On 10 January, Emmanuel Ramazani Shadary, the permanent secretary of the Parti du Peuple pour la Reconstruction et la Démocratie (PPRD), spoke out about the issue during a New Year’s address he made to officials from the former presidential party. “Our party, the PPRD, present all over the country, will never support malicious, destabilising acts carried out by enemies of our economic independence who sharply criticise Gécamines’ leaders,” said the ill-fated candidate of the last presidential elections.

The affair erupted onto the public stage on 20 December 2019. Yuma was mentioned at the time, along with other leaders from the mining company, in a case involving a €128m loan taken out in 2017 from Fleurette Mumi, a company owned by Gertler.

Other than the dispute pitting Gécamines against Gertler about the repayment of the loan, how the borrowed funds were used has sparked controversy.

Although the loan was initially disbursed to finance the company’s development projects, in reality 90% of the loan amount went directly to the Congolese Treasury to pay tax advances, according to documents provided by Gécamines.

Several NGOs have been speculating over whether or not the money can be traced back to the government’s coffers.

Kamerhe has questions

“I believe in respecting the presumption of innocence. From the moment the public prosecutor takes up the matter, I don’t comment on it,” said Vital Kamerhe, President Tshisekedi’s cabinet director.
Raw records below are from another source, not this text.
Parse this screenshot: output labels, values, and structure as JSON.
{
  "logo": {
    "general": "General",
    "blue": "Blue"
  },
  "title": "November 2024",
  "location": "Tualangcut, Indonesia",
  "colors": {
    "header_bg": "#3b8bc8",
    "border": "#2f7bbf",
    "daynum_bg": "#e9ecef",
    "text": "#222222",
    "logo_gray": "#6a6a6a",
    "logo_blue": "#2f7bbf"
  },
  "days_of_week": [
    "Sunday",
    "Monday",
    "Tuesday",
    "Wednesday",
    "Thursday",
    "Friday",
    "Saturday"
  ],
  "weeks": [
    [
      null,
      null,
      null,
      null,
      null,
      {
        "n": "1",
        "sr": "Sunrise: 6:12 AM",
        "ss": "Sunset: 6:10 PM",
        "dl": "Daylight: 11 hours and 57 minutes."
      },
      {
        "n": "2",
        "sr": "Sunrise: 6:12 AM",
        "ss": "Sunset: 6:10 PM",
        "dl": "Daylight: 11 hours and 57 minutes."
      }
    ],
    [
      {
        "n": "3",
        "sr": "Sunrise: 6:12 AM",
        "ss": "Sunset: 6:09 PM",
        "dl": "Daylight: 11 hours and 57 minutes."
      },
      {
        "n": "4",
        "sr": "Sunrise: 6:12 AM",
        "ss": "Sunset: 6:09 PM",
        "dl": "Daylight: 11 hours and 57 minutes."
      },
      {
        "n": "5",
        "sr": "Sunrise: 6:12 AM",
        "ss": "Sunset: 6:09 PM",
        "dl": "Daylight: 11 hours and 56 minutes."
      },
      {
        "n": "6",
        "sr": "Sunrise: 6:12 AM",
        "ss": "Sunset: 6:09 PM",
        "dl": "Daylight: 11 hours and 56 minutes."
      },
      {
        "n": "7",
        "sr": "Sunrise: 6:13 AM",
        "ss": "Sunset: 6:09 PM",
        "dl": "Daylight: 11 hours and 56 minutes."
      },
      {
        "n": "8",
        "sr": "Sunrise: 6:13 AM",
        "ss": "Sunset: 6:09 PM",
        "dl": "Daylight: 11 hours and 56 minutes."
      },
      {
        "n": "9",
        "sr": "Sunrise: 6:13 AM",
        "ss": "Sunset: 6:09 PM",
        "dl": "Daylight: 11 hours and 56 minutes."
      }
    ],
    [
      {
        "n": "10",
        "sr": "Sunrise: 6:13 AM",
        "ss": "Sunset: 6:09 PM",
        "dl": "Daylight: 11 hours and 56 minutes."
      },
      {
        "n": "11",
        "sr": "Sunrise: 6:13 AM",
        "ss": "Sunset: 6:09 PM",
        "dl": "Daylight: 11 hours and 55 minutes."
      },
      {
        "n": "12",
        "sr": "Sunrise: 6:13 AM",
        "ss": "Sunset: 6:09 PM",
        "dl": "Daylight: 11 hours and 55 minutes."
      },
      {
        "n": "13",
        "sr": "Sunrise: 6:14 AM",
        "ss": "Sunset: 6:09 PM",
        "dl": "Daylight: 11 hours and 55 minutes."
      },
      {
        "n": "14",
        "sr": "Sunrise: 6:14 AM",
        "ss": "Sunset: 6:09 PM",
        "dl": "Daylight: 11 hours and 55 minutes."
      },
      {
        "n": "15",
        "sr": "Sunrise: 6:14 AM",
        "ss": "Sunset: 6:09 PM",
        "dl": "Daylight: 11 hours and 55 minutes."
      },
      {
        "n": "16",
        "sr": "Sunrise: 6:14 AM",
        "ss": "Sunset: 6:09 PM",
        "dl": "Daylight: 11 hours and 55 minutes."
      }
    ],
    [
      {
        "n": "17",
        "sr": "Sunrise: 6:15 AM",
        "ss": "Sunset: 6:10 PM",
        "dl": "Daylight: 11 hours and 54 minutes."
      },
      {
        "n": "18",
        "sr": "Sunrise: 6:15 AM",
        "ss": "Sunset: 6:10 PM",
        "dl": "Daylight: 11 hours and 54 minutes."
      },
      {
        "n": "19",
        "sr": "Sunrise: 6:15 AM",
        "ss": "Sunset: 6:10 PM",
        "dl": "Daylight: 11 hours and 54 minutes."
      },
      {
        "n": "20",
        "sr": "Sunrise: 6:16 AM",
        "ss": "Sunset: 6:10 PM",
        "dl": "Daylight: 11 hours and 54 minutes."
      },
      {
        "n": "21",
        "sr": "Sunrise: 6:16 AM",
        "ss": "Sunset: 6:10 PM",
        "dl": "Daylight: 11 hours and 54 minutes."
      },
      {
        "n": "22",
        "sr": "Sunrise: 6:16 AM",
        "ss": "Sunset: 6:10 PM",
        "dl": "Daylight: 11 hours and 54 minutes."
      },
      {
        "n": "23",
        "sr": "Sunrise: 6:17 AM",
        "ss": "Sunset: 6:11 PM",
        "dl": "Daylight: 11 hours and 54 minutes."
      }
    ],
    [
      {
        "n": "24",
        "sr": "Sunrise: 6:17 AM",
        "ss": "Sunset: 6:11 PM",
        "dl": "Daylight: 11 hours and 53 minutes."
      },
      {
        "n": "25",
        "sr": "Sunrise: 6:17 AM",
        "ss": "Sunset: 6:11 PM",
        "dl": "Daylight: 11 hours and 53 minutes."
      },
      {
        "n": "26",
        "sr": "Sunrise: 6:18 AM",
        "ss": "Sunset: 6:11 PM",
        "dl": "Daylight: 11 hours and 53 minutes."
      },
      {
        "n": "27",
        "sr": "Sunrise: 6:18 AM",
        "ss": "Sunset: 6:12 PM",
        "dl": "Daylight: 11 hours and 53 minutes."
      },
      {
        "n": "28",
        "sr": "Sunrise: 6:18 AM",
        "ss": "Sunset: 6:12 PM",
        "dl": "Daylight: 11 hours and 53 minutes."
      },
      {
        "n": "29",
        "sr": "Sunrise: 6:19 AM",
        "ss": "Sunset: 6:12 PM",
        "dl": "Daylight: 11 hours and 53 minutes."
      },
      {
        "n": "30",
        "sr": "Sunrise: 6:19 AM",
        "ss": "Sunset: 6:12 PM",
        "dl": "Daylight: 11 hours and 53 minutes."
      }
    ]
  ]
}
Nevertheless, he thinks that “several questions deserve to be answered”:

“These questions are straightforward. Was there a loan? If so, they need to provide evidence. Was the money received by Gécamines? If so, through which intermediary? It needs to be traced back to the bank. Was the full amount or just a portion given over to the Congolese Treasury? If so, we need to see documents. Did the Congolese Treasury use it for elections or for something else? If the allegations are true, they need to provide evidence,” he added, before specifying that “as things stand, we can’t come to the conclusion that the funds were misappropriated. We have to let the courts do their job and let President Tshisekedi and Kabila take care of the political side of the case.”